Il 15 novembre 2023 Giorgia Meloni difendeva la precettazione degli scioperi decisa dal ministro Matteo Salvini. La definiva «una decisione assolutamente condivisa» e «non una scelta politica, ma la mediazione tra diversi diritti». È la prima tappa di una linea costante: ogni volta che i lavoratori si fermano o che le piazze manifestano, la presidente del Consiglio non contesta mai le ragioni ma colpisce la legittimità stessa della protesta.
Nel novembre 2024, in videocollegamento con la chiusura della campagna elettorale in Emilia-Romagna, torna sul tema. Rivolta a Cgil e Uil, ha affermato: «Perché non lo sciopero generale quando la disoccupazione era doppia?». L’argomento è chiaro: lo sciopero viene dipinto come intempestivo, incoerente, privo di fondamento. Un ribaltamento della realtà sociale: invece di discutere delle misure del governo, il capo dell’esecutivo mette sotto accusa chi sciopera.
Dalle piazze ai cortei per Gaza
Ma il salto di qualità è arriva nel settembre scorso. A Milano le immagini delle manifestazioni per Gaza diventano il bersaglio di un post della premier, rilanciato dalle agenzie: «Indegne le immagini da Milano: sedicenti “pro-pal”, “antifa”, “pacifisti”». La ripetizione del termine “sedicenti” e la successiva definizione di «teppisti» segnano un lessico preciso. Le piazze non sono spazi di dissenso ma di devianza, non portano rivendicazioni politiche ma disordine.
Il 30 settembre, mentre la Global Sumud Flotilla si avvicinava a Gaza, Meloni diffondeva una nota ufficiale: «La Flotilla dovrebbe fermarsi ora». Secondo la premier, tentare di forzare il blocco israeliano «può offrire un pretesto» e mettere a rischio il piano di pace promosso da Donald Trump. Le parole non sono neutre: di fronte a un’operazione civile di aiuti umanitari, il capo del governo italiano si allinea alla narrativa di chi considera l’intervento pericoloso e illegittimo.
Lo sciopero contro il governo
Due giorni dopo, il 2 ottobre 2025, a Copenaghen per un vertice europeo, Meloni è tornata a parlare di piazze e scioperi. Ai giornalisti che chiedono della mobilitazione nazionale indetta da sindacati e movimenti in solidarietà con la popolazione palestinese, ha risposto: «Il weekend lungo e la rivoluzione non stanno insieme». Poi aggiunge: «Tutto questo non porta benefici ai palestinesi, porterà disagi agli italiani».

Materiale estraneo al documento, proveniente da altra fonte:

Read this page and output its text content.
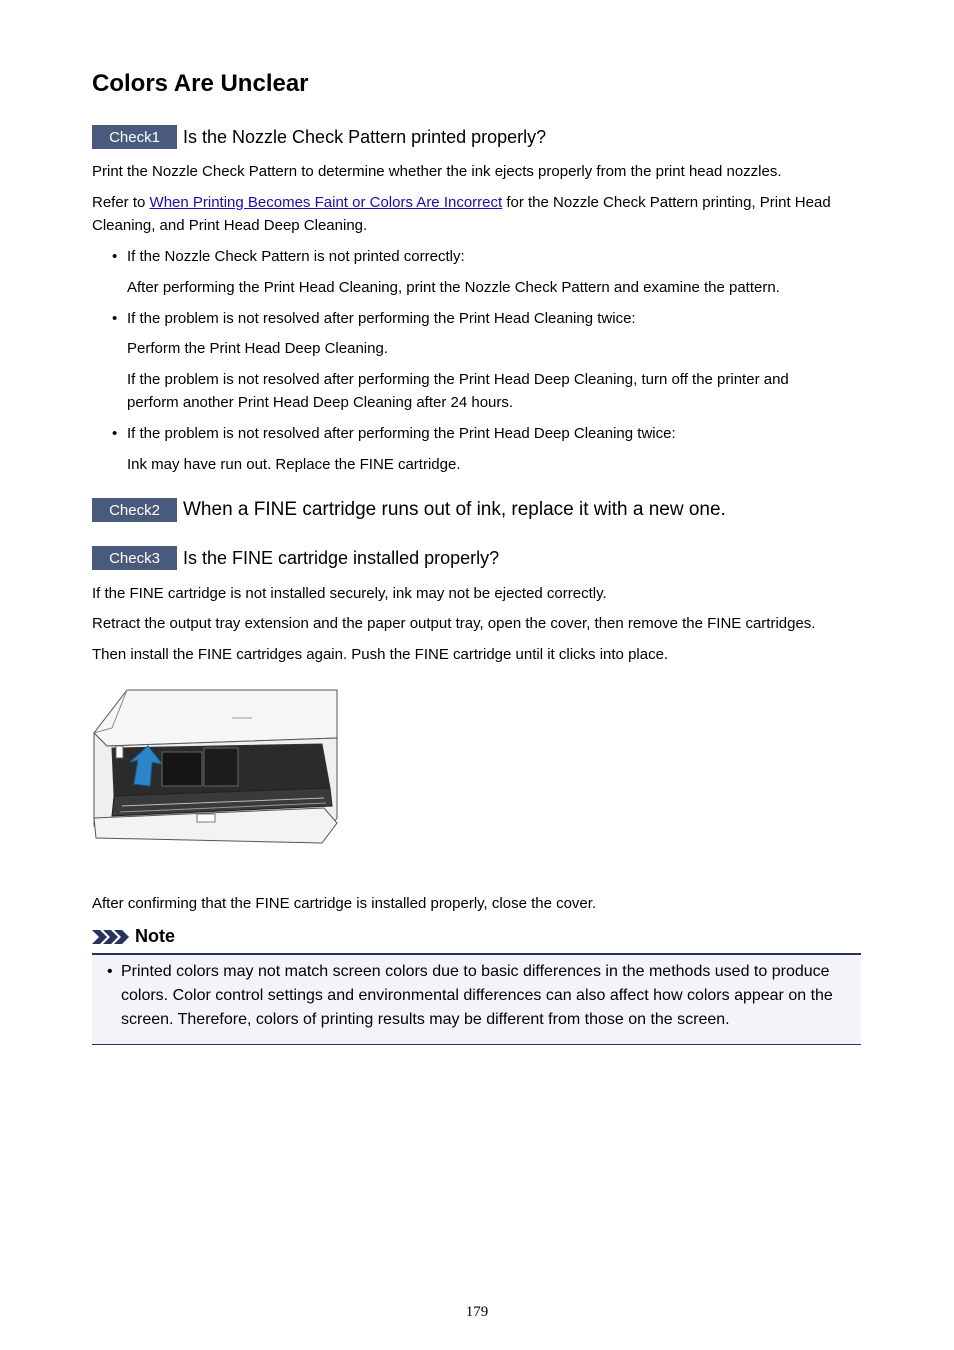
Colors Are Unclear
Check1	Is the Nozzle Check Pattern printed properly?

Print the Nozzle Check Pattern to determine whether the ink ejects properly from the print head nozzles.

Refer to When Printing Becomes Faint or Colors Are Incorrect for the Nozzle Check Pattern printing, Print Head

Cleaning, and Print Head Deep Cleaning.

• If the Nozzle Check Pattern is not printed correctly:

After performing the Print Head Cleaning, print the Nozzle Check Pattern and examine the pattern.

• If the problem is not resolved after performing the Print Head Cleaning twice:

Perform the Print Head Deep Cleaning.

If the problem is not resolved after performing the Print Head Deep Cleaning, turn off the printer and

perform another Print Head Deep Cleaning after 24 hours.

• If the problem is not resolved after performing the Print Head Deep Cleaning twice:

Ink may have run out. Replace the FINE cartridge.

Check2	When a FINE cartridge runs out of ink, replace it with a new one.
Check3	Is the FINE cartridge installed properly?

If the FINE cartridge is not installed securely, ink may not be ejected correctly.

Retract the output tray extension and the paper output tray, open the cover, then remove the FINE cartridges.

Then install the FINE cartridges again. Push the FINE cartridge until it clicks into place.

After confirming that the FINE cartridge is installed properly, close the cover.

Note
• Printed colors may not match screen colors due to basic differences in the methods used to produce colors. Color control settings and environmental differences can also affect how colors appear on the screen. Therefore, colors of printing results may be different from those on the screen.
179
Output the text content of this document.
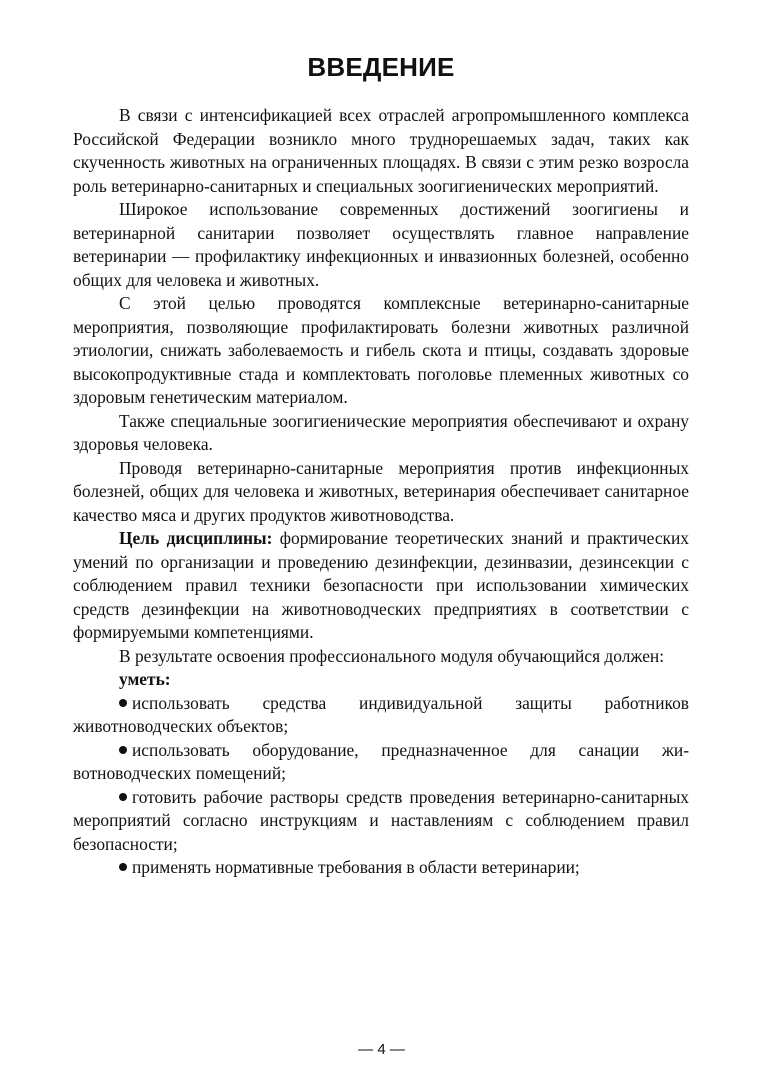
ВВЕДЕНИЕ

В связи с интенсификацией всех отраслей агропромышленного комплекса Российской Федерации возникло много труднорешаемых задач, таких как скученность животных на ограниченных площадях. В связи с этим резко возросла роль ветеринарно-санитарных и специальных зоогигиенических мероприятий.

Широкое использование современных достижений зоогигиены и ветеринарной санитарии позволяет осуществлять главное направление ветеринарии — профилактику инфекционных и инвазионных болезней, особенно общих для человека и животных.

С этой целью проводятся комплексные ветеринарно-санитарные мероприятия, позволяющие профилактировать болезни животных различной этиологии, снижать заболеваемость и гибель скота и птицы, создавать здоровые высокопродуктивные стада и комплектовать поголовье племенных животных со здоровым генетическим материалом.

Также специальные зоогигиенические мероприятия обеспечивают и охрану здоровья человека.

Проводя ветеринарно-санитарные мероприятия против инфекционных болезней, общих для человека и животных, ветеринария обеспечивает санитарное качество мяса и других продуктов животноводства.

Цель дисциплины: формирование теоретических знаний и практических умений по организации и проведению дезинфекции, дезинвазии, дезинсекции с соблюдением правил техники безопасности при использовании химических средств дезинфекции на животноводческих предприятиях в соответствии с формируемыми компетенциями.

В результате освоения профессионального модуля обучающийся должен:

уметь:

использовать средства индивидуальной защиты работников животноводческих объектов;

использовать оборудование, предназначенное для санации животноводческих помещений;

готовить рабочие растворы средств проведения ветеринарно-санитарных мероприятий согласно инструкциям и наставлениям с соблюдением правил безопасности;

применять нормативные требования в области ветеринарии;

— 4 —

Il messaggio è duplice: da una parte si minimizza la protesta, ridotta a un’occasione di vacanza; dall’altra si ribalta il nesso tra causa e conseguenza. Non più cittadini che scendono in strada contro le scelte del governo, ma cittadini messi in difficoltà dagli stessi scioperanti. È un meccanismo comunicativo già rodato: le ragioni vengono oscurate, resta solo il danno.
Una cronologia coerente
Dal 2023 a oggi, Meloni ha usato formule diverse ma una costante identica: lo sciopero è sempre «sbagliato», la manifestazione sempre «inutile», la Flotilla sempre «pericolosa». Nel 2023 la precettazione diventa atto tecnico; nel 2024 lo sciopero generale viene bollato come anacronistico; nel 2025 i cortei per Gaza sono ridotti a “sedicenti pacifisti” e la Flotilla a una minaccia di destabilizzazione.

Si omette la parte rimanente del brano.